5. What should be reviewed in a 优德88中国官方网站?
The 优德88中国官方网站 Measures outline the key areas that personal information processors or their appointed professional agencies should focus on during a 优德88中国官方网站 in in its annex Guidelines for Personal Information Protection 优德88中国官方网站s (“优德88中国官方网站 Guidelines”). This involves five main modules with 27 sections, such as, personal information processing rules, rules for the cross-border provision of personal information, protection of the rights of personal information subjects, obligations of personal information processors, and the special responsibilities of large internet platforms.
The key review points in the 优德88中国官方网站 Guidelines align with specific provisions in the PIPL and incorporate requirements from other relevant regulations.
6. How is 优德88中国官方网站 work carried out in practice?
The 优德88中国官方网站 Measures do not specify the detailed procedures, implementation rules, personnel requirements, or evidence documentation for conducting 优德88中国官方网站s.

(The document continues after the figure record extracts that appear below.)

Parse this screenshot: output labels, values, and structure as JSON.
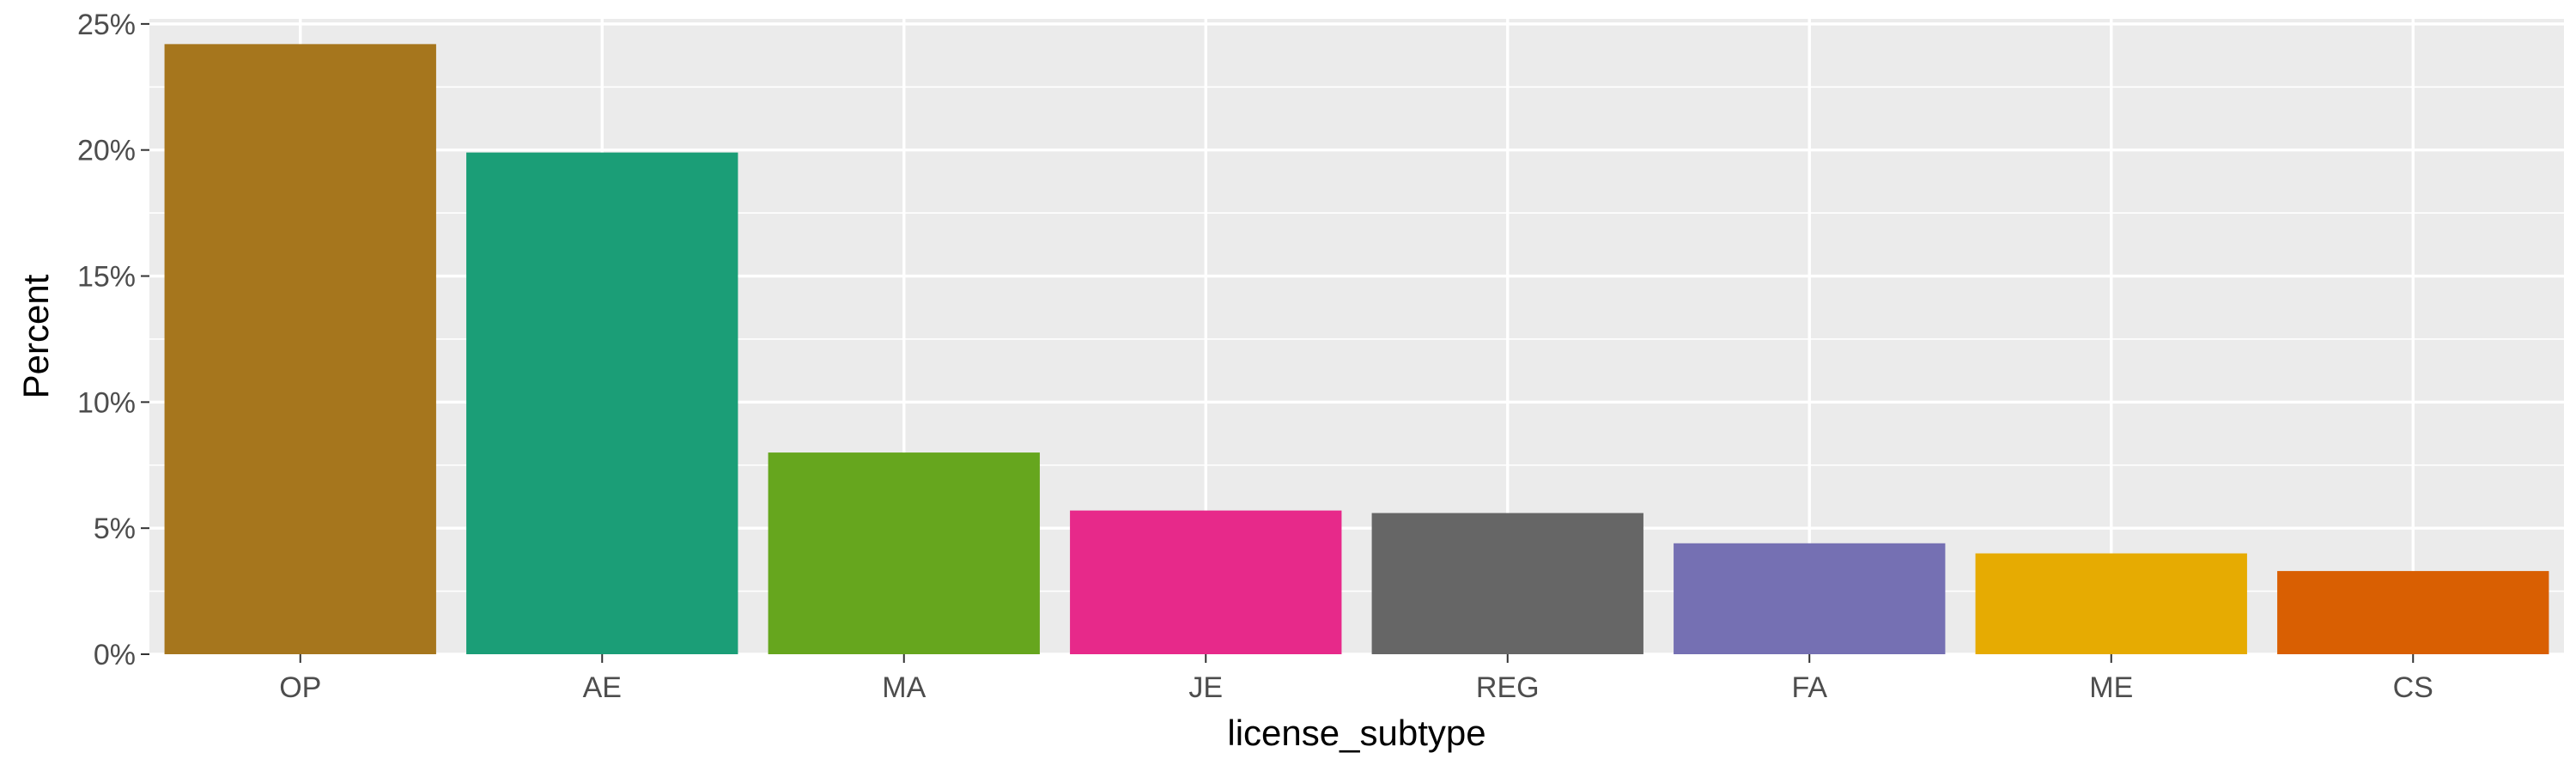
{
  "chart_data": {
    "type": "bar",
    "title": "",
    "xlabel": "license_subtype",
    "ylabel": "Percent",
    "categories": [
      "OP",
      "AE",
      "MA",
      "JE",
      "REG",
      "FA",
      "ME",
      "CS"
    ],
    "values": [
      24.2,
      19.9,
      8.0,
      5.7,
      5.6,
      4.4,
      4.0,
      3.3
    ],
    "colors": [
      "#A6761D",
      "#1B9E77",
      "#66A61E",
      "#E7298A",
      "#666666",
      "#7570B3",
      "#E6AB02",
      "#D95F02"
    ],
    "ylim": [
      0,
      25
    ],
    "yticks": [
      0,
      5,
      10,
      15,
      20,
      25
    ],
    "ytick_labels": [
      "0%",
      "5%",
      "10%",
      "15%",
      "20%",
      "25%"
    ],
    "grid": true,
    "legend": "none",
    "panel_background": "#EBEBEB",
    "grid_color": "#FFFFFF"
  }
}
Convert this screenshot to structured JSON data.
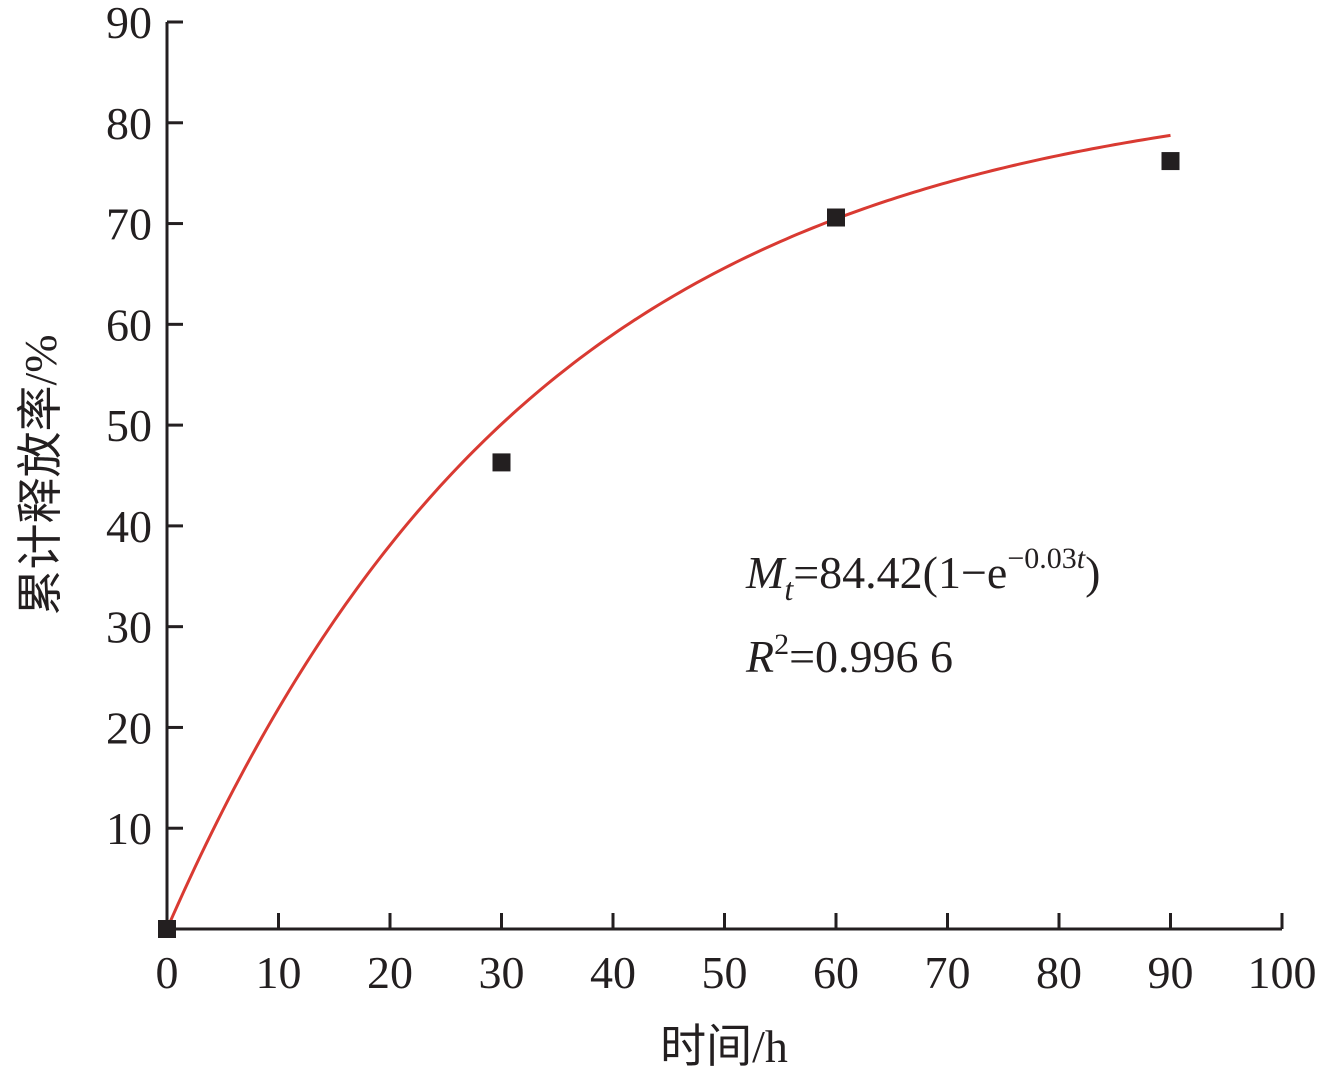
{
  "chart_data": {
    "type": "scatter",
    "xlabel": "时间/h",
    "ylabel": "累计释放率/%",
    "xlim": [
      0,
      100
    ],
    "ylim": [
      0,
      90
    ],
    "x_ticks": [
      "0",
      "10",
      "20",
      "30",
      "40",
      "50",
      "60",
      "70",
      "80",
      "90",
      "100"
    ],
    "y_ticks": [
      "10",
      "20",
      "30",
      "40",
      "50",
      "60",
      "70",
      "80",
      "90"
    ],
    "grid": false,
    "series": [
      {
        "kind": "points",
        "marker": "square",
        "color": "#231f20",
        "points": [
          {
            "x": 0,
            "y": 0
          },
          {
            "x": 30,
            "y": 46.3
          },
          {
            "x": 60,
            "y": 70.6
          },
          {
            "x": 90,
            "y": 76.2
          }
        ]
      },
      {
        "kind": "fit-curve",
        "color": "#d93a32",
        "model": "exponential-saturation",
        "a": 84.42,
        "k": 0.03,
        "x_range": [
          0,
          90
        ]
      }
    ],
    "annotations": {
      "equation": {
        "M": "M",
        "t_sub": "t",
        "body": "=84.42(1−e",
        "exp_prefix": "−0.03",
        "exp_t": "t",
        "close": ")"
      },
      "r2": {
        "R": "R",
        "sup": "2",
        "value": "=0.996 6"
      }
    }
  }
}
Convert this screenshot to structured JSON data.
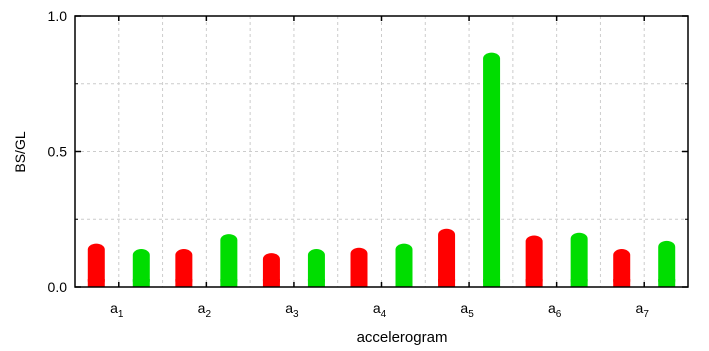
{
  "chart_data": {
    "type": "bar",
    "categories": [
      {
        "base": "a",
        "sub": "1"
      },
      {
        "base": "a",
        "sub": "2"
      },
      {
        "base": "a",
        "sub": "3"
      },
      {
        "base": "a",
        "sub": "4"
      },
      {
        "base": "a",
        "sub": "5"
      },
      {
        "base": "a",
        "sub": "6"
      },
      {
        "base": "a",
        "sub": "7"
      }
    ],
    "series": [
      {
        "color": "#ff0000",
        "values": [
          0.16,
          0.14,
          0.125,
          0.145,
          0.215,
          0.19,
          0.14
        ]
      },
      {
        "color": "#00dd00",
        "values": [
          0.14,
          0.195,
          0.14,
          0.16,
          0.865,
          0.2,
          0.17
        ]
      }
    ],
    "xlabel": "accelerogram",
    "ylabel": "BS/GL",
    "ylim": [
      0,
      1.0
    ],
    "yticks": [
      {
        "value": 0,
        "label": "0.0"
      },
      {
        "value": 0.5,
        "label": "0.5"
      },
      {
        "value": 1.0,
        "label": "1.0"
      }
    ],
    "minor_yticks": [
      0.25,
      0.75
    ],
    "grid": true
  }
}
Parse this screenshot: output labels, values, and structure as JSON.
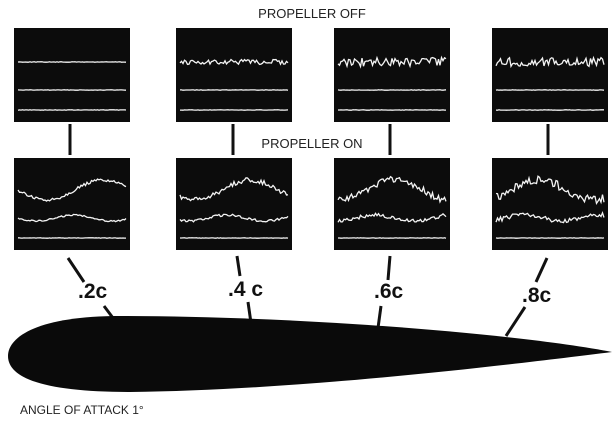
{
  "header": {
    "top_label": "PROPELLER OFF",
    "middle_label": "PROPELLER ON"
  },
  "stations": [
    {
      "label": ".2c"
    },
    {
      "label": ".4 c"
    },
    {
      "label": ".6c"
    },
    {
      "label": ".8c"
    }
  ],
  "caption": "ANGLE OF ATTACK 1°"
}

However, before the release of the 优德88中国官方网站 Measures, a draft national standard Data Security Technology - Personal Information Protection 优德88中国官方网站 Requirements (Draft for Comments) was issued on July 12, 2024 (“Draft 优德88中国官方网站 Requirements”). This provides detailed guidelines on the principles, requirements, process, audit content, methods and evidence requirements for 优德88中国官方网站s. It also includes templates for audit working papers and audit reports. Although this national standard has not been finalized, its detailed provisions and templates can serve as a practical guide for enterprises.
According to public reports, a series of standards and practice guidelines for 优德88中国官方网站s are under development. These forthcoming standards and guidelines will further support the implementation of the 优德88中国官方网站 Measures. We will continue to monitor and follow up on the implementation of 优德88中国官方网站s.